As with all medicines, rare adverse reactions can only be detected during the wider use of the vaccine. Regulatory authorities and vaccine manufacturers will implement plans to actively investigate and monitor the safety of these vaccines and take swift action if safety issues emerge.
In addition to the mock-up vaccines, a number of other pandemic influenza vaccines are currently under development, and preliminary data from GlaxoSmithKline and Sanofi Pasteur are also being assessed by the Committee on an accelerated basis.

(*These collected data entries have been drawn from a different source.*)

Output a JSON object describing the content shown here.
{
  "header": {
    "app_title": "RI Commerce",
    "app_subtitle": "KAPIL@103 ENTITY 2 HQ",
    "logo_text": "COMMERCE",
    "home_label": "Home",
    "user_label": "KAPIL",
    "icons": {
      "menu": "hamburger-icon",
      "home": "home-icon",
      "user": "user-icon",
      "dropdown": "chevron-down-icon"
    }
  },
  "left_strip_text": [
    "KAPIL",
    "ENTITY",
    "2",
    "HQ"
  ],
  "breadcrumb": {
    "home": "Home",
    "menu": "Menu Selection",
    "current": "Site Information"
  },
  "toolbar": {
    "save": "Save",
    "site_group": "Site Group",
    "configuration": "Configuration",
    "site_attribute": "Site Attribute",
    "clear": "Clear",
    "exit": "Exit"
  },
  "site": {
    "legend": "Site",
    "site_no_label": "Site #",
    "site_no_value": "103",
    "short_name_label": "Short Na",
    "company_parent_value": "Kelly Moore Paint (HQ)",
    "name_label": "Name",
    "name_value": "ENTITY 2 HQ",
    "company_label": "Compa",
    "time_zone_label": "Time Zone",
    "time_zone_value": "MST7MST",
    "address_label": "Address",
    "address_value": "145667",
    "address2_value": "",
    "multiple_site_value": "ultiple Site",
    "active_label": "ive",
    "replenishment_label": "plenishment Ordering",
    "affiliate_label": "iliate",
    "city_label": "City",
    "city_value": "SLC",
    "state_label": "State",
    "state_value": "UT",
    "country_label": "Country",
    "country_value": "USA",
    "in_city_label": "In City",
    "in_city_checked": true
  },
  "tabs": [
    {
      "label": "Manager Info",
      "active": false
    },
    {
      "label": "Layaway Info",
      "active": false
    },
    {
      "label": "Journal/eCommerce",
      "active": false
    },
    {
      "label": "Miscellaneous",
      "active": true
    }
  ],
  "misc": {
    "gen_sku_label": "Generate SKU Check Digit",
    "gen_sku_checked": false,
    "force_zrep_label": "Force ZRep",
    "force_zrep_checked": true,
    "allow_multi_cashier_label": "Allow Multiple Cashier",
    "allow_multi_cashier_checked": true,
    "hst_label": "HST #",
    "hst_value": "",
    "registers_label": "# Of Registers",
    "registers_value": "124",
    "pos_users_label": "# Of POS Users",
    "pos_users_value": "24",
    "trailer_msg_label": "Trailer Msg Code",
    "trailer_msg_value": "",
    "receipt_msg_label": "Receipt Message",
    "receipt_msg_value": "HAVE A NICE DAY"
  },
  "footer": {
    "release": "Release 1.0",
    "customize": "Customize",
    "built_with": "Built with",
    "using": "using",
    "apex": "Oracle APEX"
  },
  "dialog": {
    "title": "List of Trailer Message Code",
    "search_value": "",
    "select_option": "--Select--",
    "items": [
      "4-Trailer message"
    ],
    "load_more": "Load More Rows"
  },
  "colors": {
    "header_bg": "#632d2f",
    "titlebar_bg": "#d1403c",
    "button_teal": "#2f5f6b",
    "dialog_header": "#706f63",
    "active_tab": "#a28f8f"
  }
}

For each of these vaccines, the Committee will make a recommendation to the European Commission for final authorisation. Following this, the use of the vaccines in each Member State will depend on national recommendations and the availability of the vaccines in each country.
The Agency has undertaken to provide regular updates on its influenza pandemic preparedness through its website and the issuing of press releases as appropriate.